Carol Mancusi-Ungaro awarded 2016 Forbes Prize

Posted on Tue, 02/09/2016 - 13:18
Carol Mancusi-Ungaro

Carol Mancusi-Ungaro, Melva Bucksbaum Associate Director for Conservation and Research at the Whitney Museum of American Art, has been awarded the biennial Forbes Prize for conspicuous services to Conservation by the International Institute for Conservation of Historic and Artistic Works, its highest honour. Carol Mancusi-Ungaro is the twenty-fourth recipient of the Prize.

Carol Mancusi-Ungaro held until last year a joint appointment as director of conservation at the Whitney Museum of American Art in New York, USA and founding director of the Centre for the Technical Study of Modern Art at Harvard University Art Museums, also in the US. For nineteen years she served as Chief Conservator of the Menil Collection in Houston in Texas and founded the Artists’ Documentation Programme wherein she interviews artists about the technical nature of their art. In 2004 she received the American College Art Association/Heritage Preservation Award for Distinction in Scholarship and Conservation and in 2009 she was elected a fellow of the American Academy of Arts and Sciences, marking the Academy’s first recognition of art conservation.

A Fellow of IIC for many years, Carol Mancusi-Ungaro has written on the work of Mark Rothko, Jackson Pollock, Cy Twombly, and Barnett Newman among others, and continues to engage in research documenting the materials and techniques of living artists, as well as other issues related to the conservation of modern art.

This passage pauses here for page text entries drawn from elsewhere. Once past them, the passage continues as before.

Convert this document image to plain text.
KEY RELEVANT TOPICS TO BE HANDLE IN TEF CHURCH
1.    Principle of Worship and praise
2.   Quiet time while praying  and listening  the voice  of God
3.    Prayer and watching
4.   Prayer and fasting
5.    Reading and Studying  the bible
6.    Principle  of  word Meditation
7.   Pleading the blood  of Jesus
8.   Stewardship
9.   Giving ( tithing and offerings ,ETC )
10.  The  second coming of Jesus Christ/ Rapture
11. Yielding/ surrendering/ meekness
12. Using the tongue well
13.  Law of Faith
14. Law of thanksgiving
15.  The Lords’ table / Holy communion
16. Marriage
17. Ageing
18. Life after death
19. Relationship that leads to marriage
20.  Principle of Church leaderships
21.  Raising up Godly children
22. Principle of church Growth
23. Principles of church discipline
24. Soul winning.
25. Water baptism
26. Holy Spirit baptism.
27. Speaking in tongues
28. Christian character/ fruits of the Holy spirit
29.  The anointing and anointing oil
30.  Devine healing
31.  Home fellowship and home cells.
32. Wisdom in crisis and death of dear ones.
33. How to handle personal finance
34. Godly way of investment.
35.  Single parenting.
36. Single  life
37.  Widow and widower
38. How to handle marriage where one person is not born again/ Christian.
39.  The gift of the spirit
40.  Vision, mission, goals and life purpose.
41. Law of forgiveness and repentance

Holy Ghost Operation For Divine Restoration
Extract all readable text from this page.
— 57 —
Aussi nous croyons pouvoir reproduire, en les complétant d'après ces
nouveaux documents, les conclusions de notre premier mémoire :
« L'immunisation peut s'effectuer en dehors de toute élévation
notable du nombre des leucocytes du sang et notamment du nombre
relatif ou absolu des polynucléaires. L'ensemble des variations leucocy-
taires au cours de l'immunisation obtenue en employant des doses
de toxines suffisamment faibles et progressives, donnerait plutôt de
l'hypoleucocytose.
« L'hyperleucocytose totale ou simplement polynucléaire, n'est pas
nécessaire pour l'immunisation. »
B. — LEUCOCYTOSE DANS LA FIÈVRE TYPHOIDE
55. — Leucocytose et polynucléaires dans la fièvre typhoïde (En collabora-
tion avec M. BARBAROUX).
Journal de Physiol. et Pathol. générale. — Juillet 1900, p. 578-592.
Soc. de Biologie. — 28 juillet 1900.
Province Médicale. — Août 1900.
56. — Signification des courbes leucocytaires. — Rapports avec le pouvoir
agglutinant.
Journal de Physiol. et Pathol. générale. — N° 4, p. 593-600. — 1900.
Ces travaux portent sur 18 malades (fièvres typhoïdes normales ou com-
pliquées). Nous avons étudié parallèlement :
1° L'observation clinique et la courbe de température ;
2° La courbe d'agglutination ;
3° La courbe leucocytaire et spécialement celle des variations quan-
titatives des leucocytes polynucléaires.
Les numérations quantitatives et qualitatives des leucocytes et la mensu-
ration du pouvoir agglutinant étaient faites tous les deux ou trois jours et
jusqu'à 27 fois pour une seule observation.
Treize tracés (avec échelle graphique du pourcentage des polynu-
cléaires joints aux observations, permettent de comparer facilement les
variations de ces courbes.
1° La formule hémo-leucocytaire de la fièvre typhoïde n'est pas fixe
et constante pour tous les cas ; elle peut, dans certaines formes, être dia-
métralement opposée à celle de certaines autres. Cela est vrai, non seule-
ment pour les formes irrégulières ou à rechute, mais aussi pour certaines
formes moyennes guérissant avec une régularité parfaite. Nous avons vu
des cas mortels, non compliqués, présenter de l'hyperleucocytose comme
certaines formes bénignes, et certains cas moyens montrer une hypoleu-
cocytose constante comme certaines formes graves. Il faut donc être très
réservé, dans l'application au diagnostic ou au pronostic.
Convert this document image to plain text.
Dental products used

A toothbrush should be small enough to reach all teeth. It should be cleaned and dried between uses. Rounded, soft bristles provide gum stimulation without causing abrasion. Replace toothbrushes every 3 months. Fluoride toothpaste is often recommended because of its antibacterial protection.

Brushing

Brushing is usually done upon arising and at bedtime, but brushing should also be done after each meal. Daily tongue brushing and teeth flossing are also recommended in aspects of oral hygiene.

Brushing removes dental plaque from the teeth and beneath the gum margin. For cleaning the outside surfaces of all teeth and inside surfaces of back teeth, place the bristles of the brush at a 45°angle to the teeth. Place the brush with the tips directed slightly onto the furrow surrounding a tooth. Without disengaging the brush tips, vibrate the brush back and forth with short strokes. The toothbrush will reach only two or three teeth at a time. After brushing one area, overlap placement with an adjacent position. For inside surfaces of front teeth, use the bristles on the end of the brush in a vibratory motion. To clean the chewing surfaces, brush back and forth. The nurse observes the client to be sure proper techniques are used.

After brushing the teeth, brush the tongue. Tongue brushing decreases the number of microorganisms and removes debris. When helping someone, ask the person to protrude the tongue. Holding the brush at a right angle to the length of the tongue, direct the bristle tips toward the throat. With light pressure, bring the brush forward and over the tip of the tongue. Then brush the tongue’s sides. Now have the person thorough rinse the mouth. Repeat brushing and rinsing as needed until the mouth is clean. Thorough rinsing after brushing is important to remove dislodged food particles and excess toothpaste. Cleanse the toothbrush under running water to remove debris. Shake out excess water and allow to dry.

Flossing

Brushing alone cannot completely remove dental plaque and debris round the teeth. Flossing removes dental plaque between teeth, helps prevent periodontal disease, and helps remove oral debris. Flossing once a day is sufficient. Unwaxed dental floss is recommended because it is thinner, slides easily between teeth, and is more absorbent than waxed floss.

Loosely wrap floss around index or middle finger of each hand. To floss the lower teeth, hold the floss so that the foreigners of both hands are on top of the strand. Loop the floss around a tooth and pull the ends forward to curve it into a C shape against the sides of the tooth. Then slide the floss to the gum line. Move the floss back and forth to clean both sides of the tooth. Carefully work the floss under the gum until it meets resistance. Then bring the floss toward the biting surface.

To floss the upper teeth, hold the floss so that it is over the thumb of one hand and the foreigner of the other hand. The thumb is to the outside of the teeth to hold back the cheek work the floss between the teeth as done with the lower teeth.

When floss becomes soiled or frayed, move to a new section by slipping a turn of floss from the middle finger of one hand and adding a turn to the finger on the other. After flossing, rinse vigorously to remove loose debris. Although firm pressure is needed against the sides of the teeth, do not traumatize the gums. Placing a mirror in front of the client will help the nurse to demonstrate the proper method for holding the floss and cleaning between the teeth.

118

The Forbes Prize Lecture traces its roots to 1958, when a Forbes Prize Fund was set up at the Fogg Art Museum, Harvard University, USA, in recognition of Edward W. Forbes’s services to conservation. The first Forbes Prize Lecture was given at the 1961 Rome Congress by Harold Plenderleith and a Forbes Prize Lecture has been given at each subsequent IIC Congress.

The IIC Congress will take place from 12th to the 16th September 2016, in Los Angeles.